A Study on Interpretable Electric Load Forecasting Model with Spatiotemporal Feature Fusion Based on Attention Mechanism

Driven by the global “double carbon” goal, the volatility of renewable energy poses a challenge to the stability of power systems. Traditional methods have difficulty dealing with high-dimensional nonlinear data, and the single deep learning model has the limitations of spatiotemporal feature decoupling and being a “black box”. Aiming at the problem of insufficient accuracy and interpretability of power load forecasting in a renewable energy grid connected scenario, this study proposes an interpretable spatiotemporal feature fusion model based on an attention mechanism.

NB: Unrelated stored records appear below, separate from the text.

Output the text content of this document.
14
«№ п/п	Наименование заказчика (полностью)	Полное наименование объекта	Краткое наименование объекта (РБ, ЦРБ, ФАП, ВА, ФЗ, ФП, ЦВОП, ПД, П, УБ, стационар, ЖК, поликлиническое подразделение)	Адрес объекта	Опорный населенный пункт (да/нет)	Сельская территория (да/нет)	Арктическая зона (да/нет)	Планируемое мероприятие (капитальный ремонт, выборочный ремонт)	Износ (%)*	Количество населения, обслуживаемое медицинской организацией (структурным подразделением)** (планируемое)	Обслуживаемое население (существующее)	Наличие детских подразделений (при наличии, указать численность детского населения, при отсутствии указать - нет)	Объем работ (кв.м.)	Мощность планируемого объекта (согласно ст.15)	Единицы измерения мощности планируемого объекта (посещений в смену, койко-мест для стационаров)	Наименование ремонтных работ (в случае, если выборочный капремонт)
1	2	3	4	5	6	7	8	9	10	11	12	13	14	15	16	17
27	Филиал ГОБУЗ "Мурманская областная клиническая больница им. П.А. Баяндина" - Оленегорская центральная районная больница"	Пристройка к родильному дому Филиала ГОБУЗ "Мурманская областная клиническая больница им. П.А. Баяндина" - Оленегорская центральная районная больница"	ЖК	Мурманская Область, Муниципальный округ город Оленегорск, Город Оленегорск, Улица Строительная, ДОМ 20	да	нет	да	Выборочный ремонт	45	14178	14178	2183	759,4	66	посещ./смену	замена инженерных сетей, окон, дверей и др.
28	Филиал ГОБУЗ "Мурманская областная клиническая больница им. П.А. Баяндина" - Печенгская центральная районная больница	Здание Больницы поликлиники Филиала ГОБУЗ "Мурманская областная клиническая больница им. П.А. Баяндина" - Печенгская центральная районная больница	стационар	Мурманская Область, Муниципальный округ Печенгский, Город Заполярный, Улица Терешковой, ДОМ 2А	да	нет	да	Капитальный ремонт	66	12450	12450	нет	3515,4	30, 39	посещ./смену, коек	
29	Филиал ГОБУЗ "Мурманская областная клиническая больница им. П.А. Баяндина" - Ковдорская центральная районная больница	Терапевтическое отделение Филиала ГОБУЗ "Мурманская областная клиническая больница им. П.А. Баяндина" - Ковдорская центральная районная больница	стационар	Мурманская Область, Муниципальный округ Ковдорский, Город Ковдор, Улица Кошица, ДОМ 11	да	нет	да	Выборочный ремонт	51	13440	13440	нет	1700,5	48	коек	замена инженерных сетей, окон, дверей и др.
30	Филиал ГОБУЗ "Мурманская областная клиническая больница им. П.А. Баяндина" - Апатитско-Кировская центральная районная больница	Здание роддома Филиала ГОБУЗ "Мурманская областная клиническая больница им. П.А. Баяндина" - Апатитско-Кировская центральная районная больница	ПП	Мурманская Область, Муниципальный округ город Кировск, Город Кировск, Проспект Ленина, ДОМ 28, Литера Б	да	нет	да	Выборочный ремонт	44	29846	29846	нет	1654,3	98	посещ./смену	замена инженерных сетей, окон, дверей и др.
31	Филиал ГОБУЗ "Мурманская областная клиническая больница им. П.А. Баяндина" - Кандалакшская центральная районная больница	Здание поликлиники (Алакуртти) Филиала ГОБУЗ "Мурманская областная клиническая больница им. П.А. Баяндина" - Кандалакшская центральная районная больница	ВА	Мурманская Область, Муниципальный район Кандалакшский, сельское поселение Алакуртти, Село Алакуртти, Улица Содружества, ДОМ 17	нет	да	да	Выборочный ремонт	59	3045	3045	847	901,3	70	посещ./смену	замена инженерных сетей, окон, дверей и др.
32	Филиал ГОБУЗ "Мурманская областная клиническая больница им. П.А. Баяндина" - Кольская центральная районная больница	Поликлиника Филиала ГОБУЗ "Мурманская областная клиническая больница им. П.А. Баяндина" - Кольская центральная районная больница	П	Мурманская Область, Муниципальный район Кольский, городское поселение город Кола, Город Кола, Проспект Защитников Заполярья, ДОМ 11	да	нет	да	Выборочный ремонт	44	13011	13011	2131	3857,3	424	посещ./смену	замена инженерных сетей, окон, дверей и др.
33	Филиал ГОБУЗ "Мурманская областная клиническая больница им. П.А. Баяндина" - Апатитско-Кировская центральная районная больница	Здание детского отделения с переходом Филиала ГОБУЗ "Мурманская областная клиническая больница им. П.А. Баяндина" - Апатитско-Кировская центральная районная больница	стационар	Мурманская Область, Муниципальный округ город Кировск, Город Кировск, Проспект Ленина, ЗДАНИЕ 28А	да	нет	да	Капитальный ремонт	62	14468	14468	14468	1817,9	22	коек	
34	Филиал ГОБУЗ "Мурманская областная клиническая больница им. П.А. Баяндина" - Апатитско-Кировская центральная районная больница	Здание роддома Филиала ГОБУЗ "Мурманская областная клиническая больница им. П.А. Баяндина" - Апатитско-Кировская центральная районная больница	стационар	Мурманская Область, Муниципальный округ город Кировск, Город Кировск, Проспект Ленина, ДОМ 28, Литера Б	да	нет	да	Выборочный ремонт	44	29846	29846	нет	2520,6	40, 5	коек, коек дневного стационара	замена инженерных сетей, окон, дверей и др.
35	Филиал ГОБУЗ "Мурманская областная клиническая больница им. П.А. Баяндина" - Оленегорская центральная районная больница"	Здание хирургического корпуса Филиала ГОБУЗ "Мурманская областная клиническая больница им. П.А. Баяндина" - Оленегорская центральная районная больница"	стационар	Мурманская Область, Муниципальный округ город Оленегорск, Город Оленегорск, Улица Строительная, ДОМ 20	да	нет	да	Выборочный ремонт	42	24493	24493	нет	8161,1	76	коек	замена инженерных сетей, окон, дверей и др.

Through CNN layered extraction of multi-dimensional space–time features such as meteorology and electricity price, BiLSTM bi-directional modeling time series rely on capturing the evolution rules of load series before and after, and the improved self-attention mechanism dynamically focuses on key features. Combined with the SHAP quantitative feature contribution and feature deletion experiment, a complete chain of “feature extraction time series modeling weight allocation interpretation and verification” is constructed. The experimental results show that the determination coefficient R² of the model on the Australian electricity market data set reaches 0.9935, which is 84.6% and 59.8% higher than that of the LSTM and GRU models, respectively. The prediction error (RMSE = 105.5079) is 9.7% lower than that of TCN-LSTM model and 52.1% compared to the GNN (220.6049). Cross scenario validation shows that the generalization performance is excellent (R² ≥ 0.9849). The interpretability analysis reveals that electricity price (average absolute value of SHAP 716.7761) is the core influencing factor, and its lack leads to a 0.76% decline in R². The research breaks through the limitation of time–space decoupling and the unexplainable bottleneck of traditional models, provides a transparent basis for power dispatching, and has an important reference value for the construction of new power systems.